Top 7 lessons learned in my last Sr. Program Management role


Background:
I'm moving onto my next career adventure on an adjacent team to my current one.  We got re-orged and I had to bounce to the next opportunity.  I'm sad leaving but learned a lot here, made a lot of great new relationships, had fun, and delivered!  Overall, it was a really great experience.  Here's the main stuff I learned during this time.

The Lessons:
  1. Have your project really well planned and make sure all of the resources are there to deliver it.  This was one of the major benefits of my main AutoRenewal project: that the team was there and ready to do the work.  We just had to get semi-organized and pretty good things happened overall.
  2. Plan your business intelligence and measurement/control initiatives very well; realize that these are projects / programs unto themselves.  This was a miss on my project.  This was a workstream that was neither defined nor planned and wound up taking up a lot of time, energy, and resources to get it off the ground.  We had to define the product, then build the supply chain and resources to make it happen.
  3. Get organized at the aggregate and with each supplier.  Being organized at the aggregate is hard, and being organized to give clear instructions to each supplier / engineering team is also hard.  Both functions are critical, though, and this creates the overall process and organizational challenge.
  4. Supplier-level management is probably the key process that matters.  In the context of this group, since they have so many suppliers and dependencies, they have to get these people organized and rowing in the same direction.  It's hard work and each one requires a lot of care!!!
  5. Integration management is super essential to making things happen.  Without an "all up" view of workflow and delivery, nothing good will happen.  It has to.

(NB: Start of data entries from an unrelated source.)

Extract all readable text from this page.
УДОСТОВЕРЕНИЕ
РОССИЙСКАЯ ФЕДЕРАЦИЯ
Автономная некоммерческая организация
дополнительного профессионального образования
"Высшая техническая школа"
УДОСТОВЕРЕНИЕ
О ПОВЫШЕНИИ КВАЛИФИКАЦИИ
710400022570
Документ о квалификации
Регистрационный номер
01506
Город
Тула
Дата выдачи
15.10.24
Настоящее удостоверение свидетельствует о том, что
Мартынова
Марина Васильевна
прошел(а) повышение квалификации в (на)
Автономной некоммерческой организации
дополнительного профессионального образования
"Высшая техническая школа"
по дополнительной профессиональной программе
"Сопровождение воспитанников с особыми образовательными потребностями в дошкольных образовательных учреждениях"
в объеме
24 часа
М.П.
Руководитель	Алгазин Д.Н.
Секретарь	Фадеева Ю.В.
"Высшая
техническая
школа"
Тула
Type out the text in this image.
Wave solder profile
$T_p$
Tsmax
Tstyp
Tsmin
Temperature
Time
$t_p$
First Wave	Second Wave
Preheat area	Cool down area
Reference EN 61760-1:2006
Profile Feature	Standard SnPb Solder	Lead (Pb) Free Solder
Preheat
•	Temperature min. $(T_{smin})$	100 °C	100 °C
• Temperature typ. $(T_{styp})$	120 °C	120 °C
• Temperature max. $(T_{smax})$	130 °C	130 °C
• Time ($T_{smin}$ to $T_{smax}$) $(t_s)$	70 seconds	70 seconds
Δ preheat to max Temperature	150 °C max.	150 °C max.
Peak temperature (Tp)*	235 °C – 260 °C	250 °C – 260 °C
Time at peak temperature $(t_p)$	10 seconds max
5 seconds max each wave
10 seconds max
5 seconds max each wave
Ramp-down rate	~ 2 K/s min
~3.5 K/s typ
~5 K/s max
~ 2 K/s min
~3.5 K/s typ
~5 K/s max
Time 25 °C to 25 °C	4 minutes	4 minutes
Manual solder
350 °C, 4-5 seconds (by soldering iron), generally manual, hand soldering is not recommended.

  6. Process does not come from thin air; it takes intention, rigor and experience.  A lot of teams WANT process but don't know how to get it.  They're not organized, they're not focused enough, they're too busy.  Process management is a leadership exercise that really only comes from experience creating new teams and forming consensus and conformity around a goal and an operation.
  7. Organize the scenarios at the policy/process level rather than at the implementation level; but you do have them go down to the channel level at some point.  There's a lot of data involved in making big things happen at scale.  Keep it simple by only managing and communicating the policy, rather than the implementation details.  KISS is so critical here, but it requires structure and rigor to do this.